The dataset used in this analysis contains the following columns:
- Score: Runs scored by Virat Kohli.
- Balls: Balls faced during the century.
- Strike Rate: Strike rate for the century.
- Team Total: Total score by the team.
- Wickets Lost: Wickets lost by the team during Kohli's century.
- Format: Match format (e.g., ODI, Test, T20).
- Inning: Inning in which the century was scored.
- Position: Kohli's batting position.
- Against: Opponent team.
- Year: Year the century was scored.
- Not Out: Whether Kohli remained not out (Yes/No).
- MOTM: Whether Kohli was awarded the Man of the Match (Yes/No).
- Win: Whether the team won the match (Yes/No).
- Captain: Whether Kohli was the captain during the match (Yes/No).
To run this analysis, you need:
- R (version 3.6.0 or higher recommended)
- RStudio (optional, but recommended)
- Clone this repository or download the R script.
- Install the required R packages by running the following commands in R:
install.packages(c("tidyverse", "corrplot", "nortest", "car", "BSDA"))
- Open the R script in RStudio or your preferred R environment.
- Set the working directory to the folder containing the script and data file.
- Run the script section by section or as a whole.
Note: Make sure the data file "IS 2105 - Proposal - Group18 - Dataset.csv" is in the same directory as the script.
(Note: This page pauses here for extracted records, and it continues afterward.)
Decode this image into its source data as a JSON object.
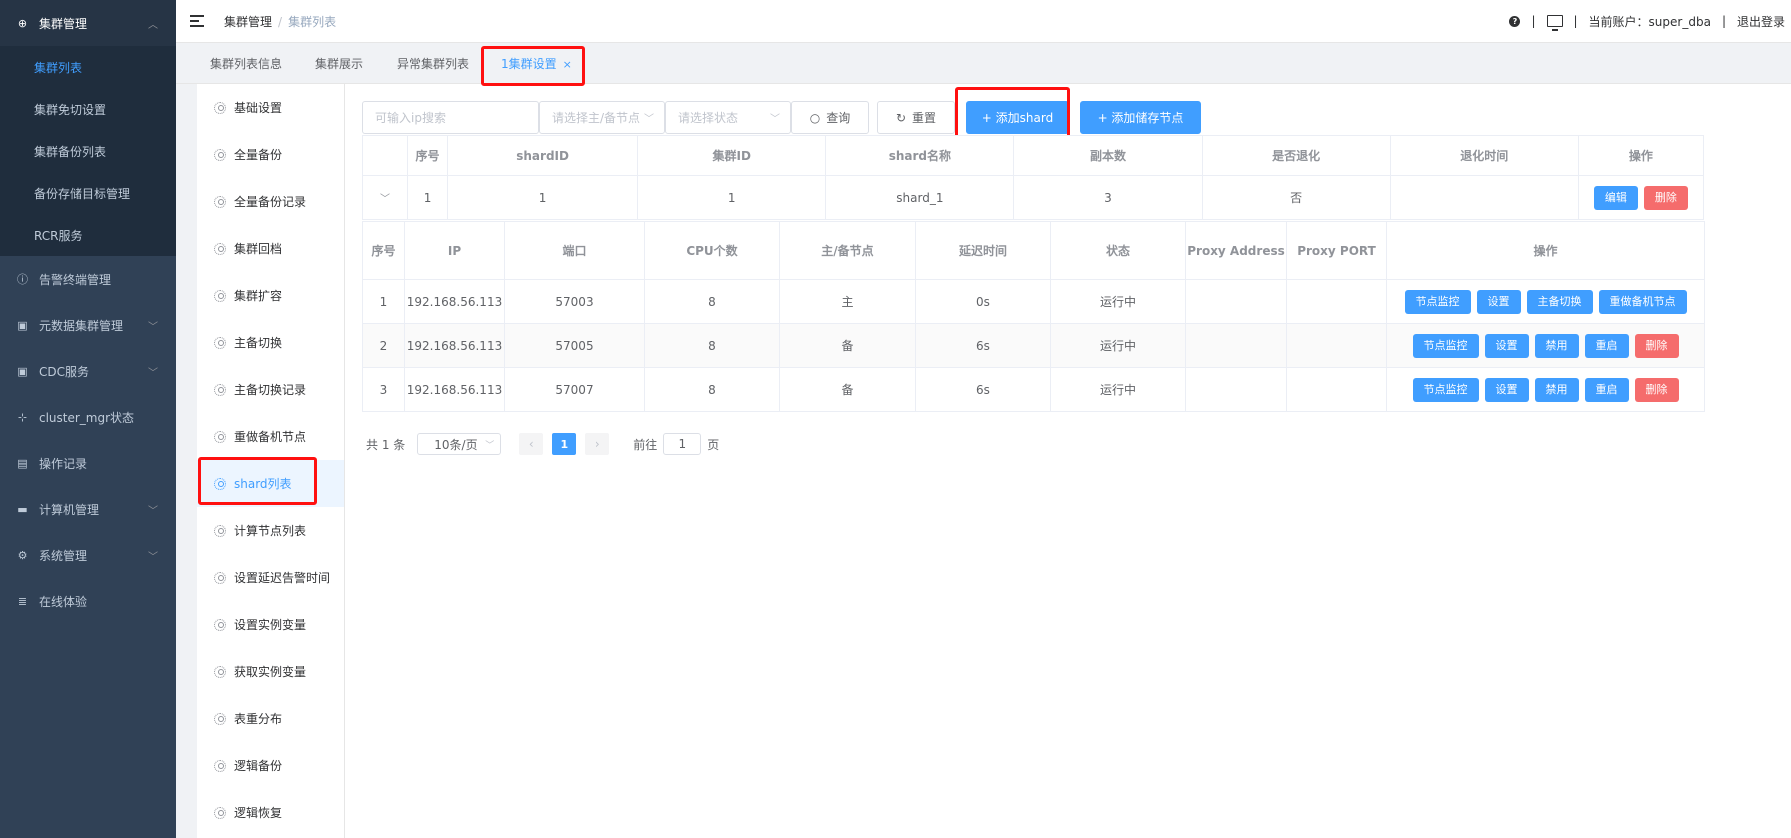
{
  "sidebar": {
    "items": [
      {
        "label": "集群管理",
        "icon": "plus-circle-icon",
        "expanded": true
      },
      {
        "label": "告警终端管理",
        "icon": "info-circle-icon"
      },
      {
        "label": "元数据集群管理",
        "icon": "disk-icon"
      },
      {
        "label": "CDC服务",
        "icon": "disk-icon"
      },
      {
        "label": "cluster_mgr状态",
        "icon": "crosshair-icon"
      },
      {
        "label": "操作记录",
        "icon": "document-icon"
      },
      {
        "label": "计算机管理",
        "icon": "monitor-icon"
      },
      {
        "label": "系统管理",
        "icon": "gear-icon"
      },
      {
        "label": "在线体验",
        "icon": "database-icon"
      }
    ],
    "submenu": [
      "集群列表",
      "集群免切设置",
      "集群备份列表",
      "备份存储目标管理",
      "RCR服务"
    ]
  },
  "header": {
    "breadcrumb": [
      "集群管理",
      "集群列表"
    ],
    "account_label": "当前账户：super_dba",
    "logout": "退出登录",
    "divider": "|"
  },
  "tabs": [
    "集群列表信息",
    "集群展示",
    "异常集群列表",
    "1集群设置"
  ],
  "settings_nav": [
    "基础设置",
    "全量备份",
    "全量备份记录",
    "集群回档",
    "集群扩容",
    "主备切换",
    "主备切换记录",
    "重做备机节点",
    "shard列表",
    "计算节点列表",
    "设置延迟告警时间",
    "设置实例变量",
    "获取实例变量",
    "表重分布",
    "逻辑备份",
    "逻辑恢复"
  ],
  "filter": {
    "ip_placeholder": "可输入ip搜索",
    "node_placeholder": "请选择主/备节点",
    "status_placeholder": "请选择状态",
    "query": "查询",
    "reset": "重置",
    "add_shard": "+ 添加shard",
    "add_storage": "+ 添加储存节点"
  },
  "shard_table": {
    "headers": [
      "",
      "序号",
      "shardID",
      "集群ID",
      "shard名称",
      "副本数",
      "是否退化",
      "退化时间",
      "操作"
    ],
    "row": [
      "1",
      "1",
      "1",
      "shard_1",
      "3",
      "否",
      ""
    ],
    "edit": "编辑",
    "delete": "删除"
  },
  "node_table": {
    "headers": [
      "序号",
      "IP",
      "端口",
      "CPU个数",
      "主/备节点",
      "延迟时间",
      "状态",
      "Proxy Address",
      "Proxy PORT",
      "操作"
    ],
    "rows": [
      {
        "no": "1",
        "ip": "192.168.56.113",
        "port": "57003",
        "cpu": "8",
        "role": "主",
        "delay": "0s",
        "status": "运行中",
        "proxy_addr": "",
        "proxy_port": "",
        "actions": [
          "节点监控",
          "设置",
          "主备切换",
          "重做备机节点"
        ]
      },
      {
        "no": "2",
        "ip": "192.168.56.113",
        "port": "57005",
        "cpu": "8",
        "role": "备",
        "delay": "6s",
        "status": "运行中",
        "proxy_addr": "",
        "proxy_port": "",
        "actions": [
          "节点监控",
          "设置",
          "禁用",
          "重启",
          "删除"
        ]
      },
      {
        "no": "3",
        "ip": "192.168.56.113",
        "port": "57007",
        "cpu": "8",
        "role": "备",
        "delay": "6s",
        "status": "运行中",
        "proxy_addr": "",
        "proxy_port": "",
        "actions": [
          "节点监控",
          "设置",
          "禁用",
          "重启",
          "删除"
        ]
      }
    ]
  },
  "pagination": {
    "total": "共 1 条",
    "page_size": "10条/页",
    "current": "1",
    "goto_prefix": "前往",
    "goto_value": "1",
    "goto_suffix": "页"
  },
  "colors": {
    "primary": "#409eff",
    "danger": "#f56c6c",
    "success": "#67c23a",
    "sidebar": "#304156",
    "highlight": "#ff1010"
  }
}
The main components of this project are:
virat_kohli_analysis.R
: The main R script containing all the analysis code.IS 2105 - Proposal - Group18 - Dataset.csv
: The dataset containing Virat Kohli's century information.README.md
: This file, providing an overview and instructions for the project.
The R script is organized into the following main sections:
- Data Preparation
- Univariate Analysis
- Numerical Variables
- Categorical Variables
- Bivariate Analysis
- Time Series Analysis
- Outlier Detection
- Regression Analysis
- Format-Specific Analysis
- Test Match Analysis
- ODI Analysis
- T20 Analysis
- Hypothesis Testing
- T-tests
- Z-tests
- Other Hypothesis Tests
Each section contains various visualizations and statistical tests to provide comprehensive insights into Kohli's centuries.